Três funcionários suspenderam, por momentos, o trabalho e olharam-me, como que surprendidos pela questão, sem a menor reação. Aproximou-se então um quarto membro do grupo, mais velho, a quem repeti a pergunta e que respondeu: “Quando entrei para a empresa, ainda se falava muito dele. Mas nunca o cheguei a conhecer”. Nem eles sabem o que o nome daquela companhia deve ao senhor Agueira!
No MNE, em matéria de embalagem dos nossos haveres, quando partíamos de Lisboa ou mudávamos de posto, houve duas épocas distintas: o tempo do senhor Aguieira e o tempo que lhe sucedeu. Não sou do tempo antes do senhor Aguieira.
O senhor Aguieira pertencia a uma empresa de transportes que, por um daqueles mistérios que já não vale a pena tentar esclarecer, em outros tempos ganhava, com insistente regularidade, quase todos os concursos para o transporte dos bens dos diplomatas.
Meses antes da viagem, ainda antes dos decretos da nossa nomeação "saírem", quando a nova colocação era apenas um rumor consistente pelos claustros das Necessidades, os diplomatas eram aproximados, pessoalmente ou por carta, pela empresa a que pertencia o senhor Aguieira, com o objetivo de pôr à disposição os respetivos serviços. Outras surgiam, mais tarde, mas quase todos acabávamos por preferir a empresa onde o senhor Agueira trabalhava.
O senhor Aguieira circulava pelos corredores do MNE, sempre de pasta na mão, como se fosse dos quadros da casa. Tinha o ar daquilo a que, em certa época, se qualificava como "um velho ministro de segunda" (sendo que "ministro" significa, no nosso jargão interno, "ministro plenipotenciário", bem entendido!, e “de segunda”, era sinónimo de “2ª classe”, ou melhor, que não era de “1ª classe”, o que fazia toda a diferença). Sempre a caminho ou a sair do "quarto andar" (a área administrativa da casa), o senhor Aguieira distribuía cumprimentos a muitos que ia encontrando pelos corredores, porque era estimado e apreciado genuinamente naquela casa.

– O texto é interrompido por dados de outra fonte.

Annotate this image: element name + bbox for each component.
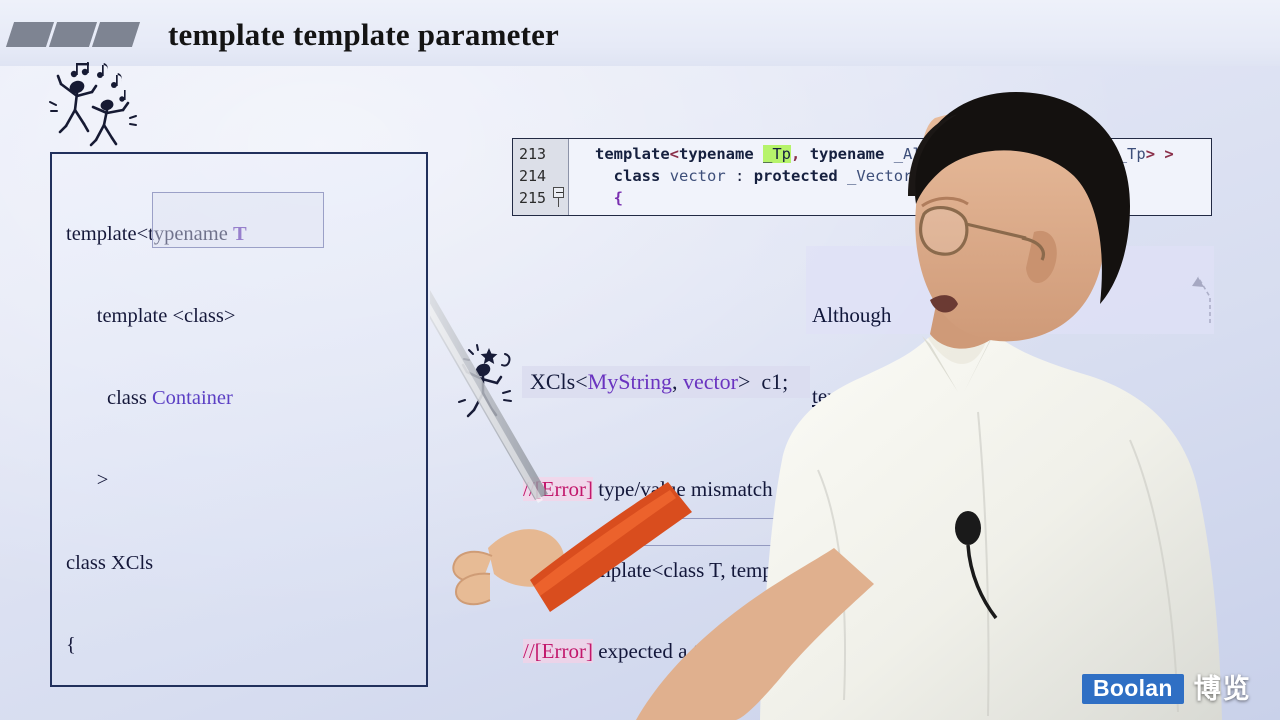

Em situações complicadas, o senhor Aguieira "desenrascava" tudo, colocando-nos no estrangeiro, sem custo, caixotes com coisas de que só muito tarde nos tínhamos apercebido que necessitávamos e deixáramos para trás. E, em Lisboa, guardava em armazem, por meses, pacotes ou móveis que não tínhamos onde deixar.
Entrar em contacto pessoal com o senhor Aguieira era uma experiência magnífica. Homem de grande cordialidade e muito educado, tinha toda a rede necessária para nos facilitar a vida.

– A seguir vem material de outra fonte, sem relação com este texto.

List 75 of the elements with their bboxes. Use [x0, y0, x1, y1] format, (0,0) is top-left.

Na minha primeira mudança para o estrangeiro, não tínhamos a noção da importância de contactar diretamente o senhor Aguieira. A minha mulher ligou um dia para a empresa, para tratar de uma qualquer questão relacionada com esse transporte. Por minutos, a chamada andou de um lado para o outro. Até que, esclarecidos de que se tratava da mulher de um diplomata, a puseram em contacto com o senhor Aguieira. A reação deste foi extraordinária: "Ó minha senhora! Porque não falou logo comigo? Andou aqui pela casa a ser tratada como "louça de Sacavém" quando, afinal, se tratava de "porcelana da Vista Alegre"!". E logo resolveu tudo. De forma inexcedível.

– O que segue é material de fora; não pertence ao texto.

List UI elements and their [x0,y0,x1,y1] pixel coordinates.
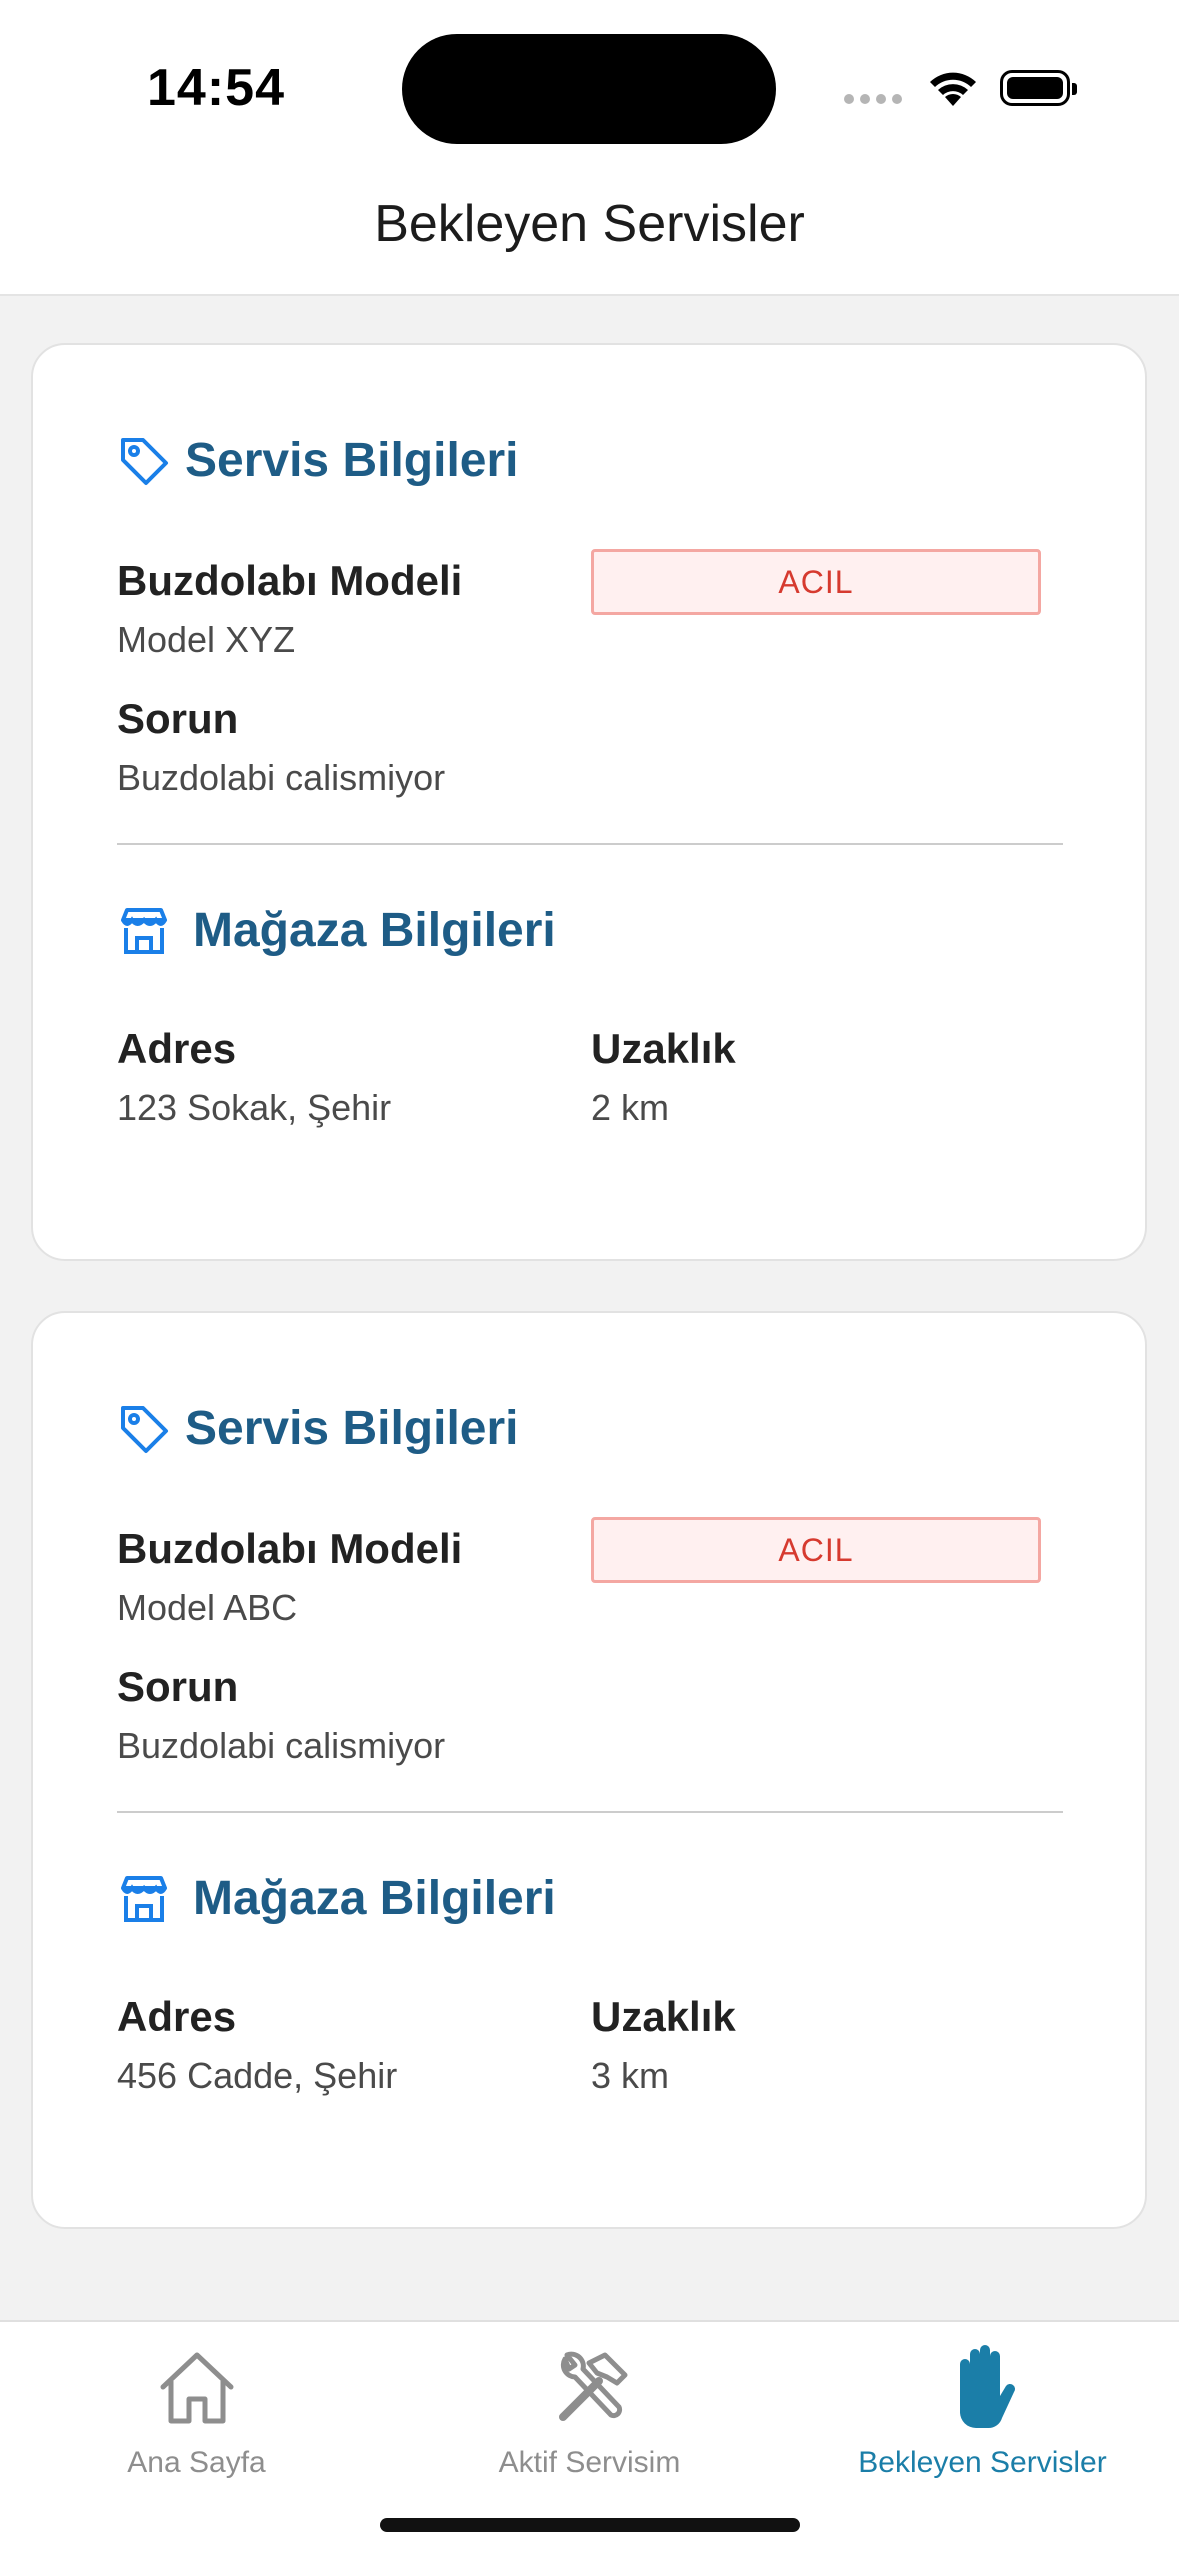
tab-bekleyen-servisler[interactable]: Bekleyen Servisler [786,2342,1179,2480]
tab-label: Bekleyen Servisler [858,2446,1107,2479]
distance-label: Uzaklık [591,1025,736,1072]
problem-label: Sorun [117,695,239,742]
status-time: 14:54 [147,59,285,117]
store-info-header: Mağaza Bilgileri [117,903,556,958]
model-value: Model ABC [117,1587,298,1628]
page-title: Bekleyen Servisler [374,195,805,253]
address-value: 123 Sokak, Şehir [117,1087,392,1128]
section-divider [117,843,1063,845]
tab-label: Ana Sayfa [127,2446,266,2479]
distance-label: Uzaklık [591,1993,736,2040]
hand-icon [786,2342,1179,2432]
tag-icon [117,1402,171,1456]
tag-icon [117,434,171,488]
dynamic-island [402,34,776,144]
service-info-header: Servis Bilgileri [117,1401,519,1456]
top-bar: 14:54 Bekleyen Servisler [0,0,1179,296]
store-info-title: Mağaza Bilgileri [193,1872,556,1925]
distance-value: 3 km [591,2055,670,2096]
distance-value: 2 km [591,1087,670,1128]
service-info-title: Servis Bilgileri [185,1402,519,1455]
model-value: Model XYZ [117,619,296,660]
wifi-icon [930,72,976,106]
problem-value: Buzdolabi calismiyor [117,1725,446,1766]
problem-label: Sorun [117,1663,239,1710]
model-label: Buzdolabı Modeli [117,557,463,604]
problem-value: Buzdolabi calismiyor [117,757,446,798]
tools-icon [393,2342,786,2432]
home-indicator[interactable] [380,2518,800,2532]
address-label: Adres [117,1993,237,2040]
service-card[interactable]: Servis Bilgileri Buzdolabı Modeli Model … [31,1311,1147,2229]
model-label: Buzdolabı Modeli [117,1525,463,1572]
tab-ana-sayfa[interactable]: Ana Sayfa [0,2342,393,2480]
address-value: 456 Cadde, Şehir [117,2055,398,2096]
store-info-header: Mağaza Bilgileri [117,1871,556,1926]
address-label: Adres [117,1025,237,1072]
store-info-title: Mağaza Bilgileri [193,904,556,957]
store-icon [117,904,171,958]
priority-badge: ACIL [591,549,1041,615]
section-divider [117,1811,1063,1813]
home-icon [0,2342,393,2432]
service-info-header: Servis Bilgileri [117,433,519,488]
priority-badge: ACIL [591,1517,1041,1583]
tab-label: Aktif Servisim [498,2446,681,2479]
cellular-signal-icon [844,94,902,104]
service-info-title: Servis Bilgileri [185,434,519,487]
battery-icon [1000,70,1077,106]
service-card[interactable]: Servis Bilgileri Buzdolabı Modeli Model … [31,343,1147,1261]
tab-aktif-servisim[interactable]: Aktif Servisim [393,2342,786,2480]
store-icon [117,1872,171,1926]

Quando, ainda nessa primeira saída, os meus livros chegaram a Oslo, embrulhados dois a dois, antes de serem colocados nos caixotes de cartão, recordo os olhos dos abrutalhados vikings encarregados da desembalagem, surpreendidos com o esmero do empacotamento do pessoal do senhor Aguieira.
Na minha derradeira mudança, saindo de Paris, tive imensas saudades do pessoal do senhor Aguieira, ao observar o modo primário como por ali se embalavam os livros (“só ligas aos livros”, ouvi alguém queixar-se), sem cuidar da delicadeza de alguns. Tudo a esmo!
O senhor Aguieira já não é vivo. Conhecendo razoavelmente muitos dos meus antigos colegas, tenho a certeza de não estar só neste meu sentimento de simpatia para com a sua memória. O MNE de hoje, mesmo não o sabendo, tem saudades do senhor Aguieira, podem crer.